We here at Vator have written about some of these other areas of the country that have become tech hubs, including Austin, Chicago and Boston, as well as some international cities as well, including London.
Perhaps we should add one more city to our list: Toronto.
Georgian Partners, a Toronto-based VC firm, has completed a first close of $100 million for its second fund it was announced on Tuesday.
The lead investor for the fund, called "Fund II," was Northleaf Venture Catalyst Fund (NVCF). Additional investors included BMO Financial Group, Kensington Capital Partners, Fondaction, family offices and a large strategic software investor.
The firm had previously raised a $70 million fund in July of 2010, called Georgian Partners Fund I. The company used the funding to make investments in companies such as 41st Parameter, Shopify,Dealfind, Kony and ScribbleLive.
The company focuses its investments on expansion stage Enterprise Software, Internet and Information companies. Specifically it looks at those in the "Applied Analytics," space, which Justin LaFayette, co-founder and managing director of Georgian Partners, described me as "business software companies that optimize outcomes in business processes they control."
The firm looks for companies using analytics to optimize their solutions, not just issuing reports on data, he said.. It is important for companies that the firm looks to invest in either already be doing this, or have it as a core part of their strategy.
So, for example, Shopify was using their analytics to make the experience better for their customers by automatically adjusting prices, and detecting fraud
"If we see two companies in the same space, and one thinks analytics strategy is important, and the other doesn't, the first company will be more attractive to us," said LaFayette.
"There were relatively few companies taking advantage of this when we started out. Few knew the inherent value in their data."
There are now a lot more companies that understand how to take advantage of their data but 'it is still early days."
The Toronto tech scene
LaFayette also spoke to me about what he sees as the strengths of the Toronto tech scene, which he admits is currently "under the radar," though he believes that is changing.
While Georgian Partners invests in companies all across North America, he pointed to the University of Waterloo, as well as companies such as Algorithmics, which was purchased by IBM in 2011, as well as the presence of BlackBerry as indications that the scene in getting stronger.

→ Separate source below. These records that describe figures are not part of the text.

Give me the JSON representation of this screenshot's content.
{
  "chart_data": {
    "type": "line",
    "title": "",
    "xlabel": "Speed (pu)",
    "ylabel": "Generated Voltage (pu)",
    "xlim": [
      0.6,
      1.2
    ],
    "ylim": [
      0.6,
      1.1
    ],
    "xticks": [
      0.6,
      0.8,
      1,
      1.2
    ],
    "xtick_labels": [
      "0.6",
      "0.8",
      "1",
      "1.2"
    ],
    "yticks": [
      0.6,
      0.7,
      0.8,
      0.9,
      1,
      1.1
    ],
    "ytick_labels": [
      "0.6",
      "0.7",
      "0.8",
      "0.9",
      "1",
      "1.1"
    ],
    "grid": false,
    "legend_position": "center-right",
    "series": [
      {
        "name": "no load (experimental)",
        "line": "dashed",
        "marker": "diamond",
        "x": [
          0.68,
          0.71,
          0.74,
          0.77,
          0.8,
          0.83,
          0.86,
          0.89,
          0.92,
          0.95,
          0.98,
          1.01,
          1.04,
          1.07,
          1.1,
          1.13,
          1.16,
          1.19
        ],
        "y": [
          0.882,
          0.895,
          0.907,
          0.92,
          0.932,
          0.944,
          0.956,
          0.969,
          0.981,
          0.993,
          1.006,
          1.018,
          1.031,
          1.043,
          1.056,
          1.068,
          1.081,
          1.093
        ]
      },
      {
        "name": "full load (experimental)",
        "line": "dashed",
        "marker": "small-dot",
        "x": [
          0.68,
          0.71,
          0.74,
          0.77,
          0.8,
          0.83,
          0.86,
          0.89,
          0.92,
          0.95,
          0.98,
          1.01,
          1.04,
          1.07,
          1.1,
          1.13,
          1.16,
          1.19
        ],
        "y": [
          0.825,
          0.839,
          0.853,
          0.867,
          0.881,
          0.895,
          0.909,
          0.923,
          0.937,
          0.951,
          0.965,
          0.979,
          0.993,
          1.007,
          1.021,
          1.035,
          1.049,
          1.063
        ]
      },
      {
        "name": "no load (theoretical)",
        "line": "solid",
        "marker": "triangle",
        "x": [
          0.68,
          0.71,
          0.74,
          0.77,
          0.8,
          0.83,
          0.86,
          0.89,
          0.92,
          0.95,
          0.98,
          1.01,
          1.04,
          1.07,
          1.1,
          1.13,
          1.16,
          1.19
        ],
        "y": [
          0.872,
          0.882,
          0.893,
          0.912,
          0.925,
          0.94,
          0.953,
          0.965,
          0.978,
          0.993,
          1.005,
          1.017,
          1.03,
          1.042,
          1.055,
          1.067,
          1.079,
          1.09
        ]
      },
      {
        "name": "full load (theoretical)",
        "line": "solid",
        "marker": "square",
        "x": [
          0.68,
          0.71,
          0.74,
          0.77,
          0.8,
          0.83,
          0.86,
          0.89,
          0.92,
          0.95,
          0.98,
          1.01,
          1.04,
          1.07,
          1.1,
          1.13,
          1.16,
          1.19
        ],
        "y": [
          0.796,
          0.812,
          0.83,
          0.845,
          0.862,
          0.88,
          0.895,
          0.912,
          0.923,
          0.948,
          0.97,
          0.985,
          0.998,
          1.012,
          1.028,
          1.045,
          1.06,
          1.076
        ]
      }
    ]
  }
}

"We have a high percentage of business software and enterprise software companies," he said. "Toronto has the most headquarters in Canada."
Two issues that he believes are preventing the city from getting noticed are that the scene is "not as cohesive" because it has many other strong industries, and that enterprise software doesn’t get as much attention even if the company has $20 million to $50 million in revenue.
"From our point of view, Toronto is one of the top five tech scenes in North America."
Other 2014 funds
2014 may be young, but it has already seen a number of funding announcements.
In January, Earlybird Venture Capital announced the closing of its newest early-stage fund. It's called Earlybird's Digital East Fund, which for the first time in its 17-year history will be targeting Turkey and Central and Eastern Europe.
The fund is some $110 million, with a target of $130 million. More than half of the funds will be used for follow-on capital.
The same month VC firm ff Venture Capital raised $52 million for two funds, ff Rose and its sister fund ff Rose Innovate, while early-stage venture capital firm Brooklyn Bridge Ventures raised $8.3 million for its second fund.
Last week, VC firm Draper Fisher Jurvetson closed its early-stage-focused Fund XI on $325 million from a mix of existing and new investors into the fund, including the San Francisco Employees’ Retirement System.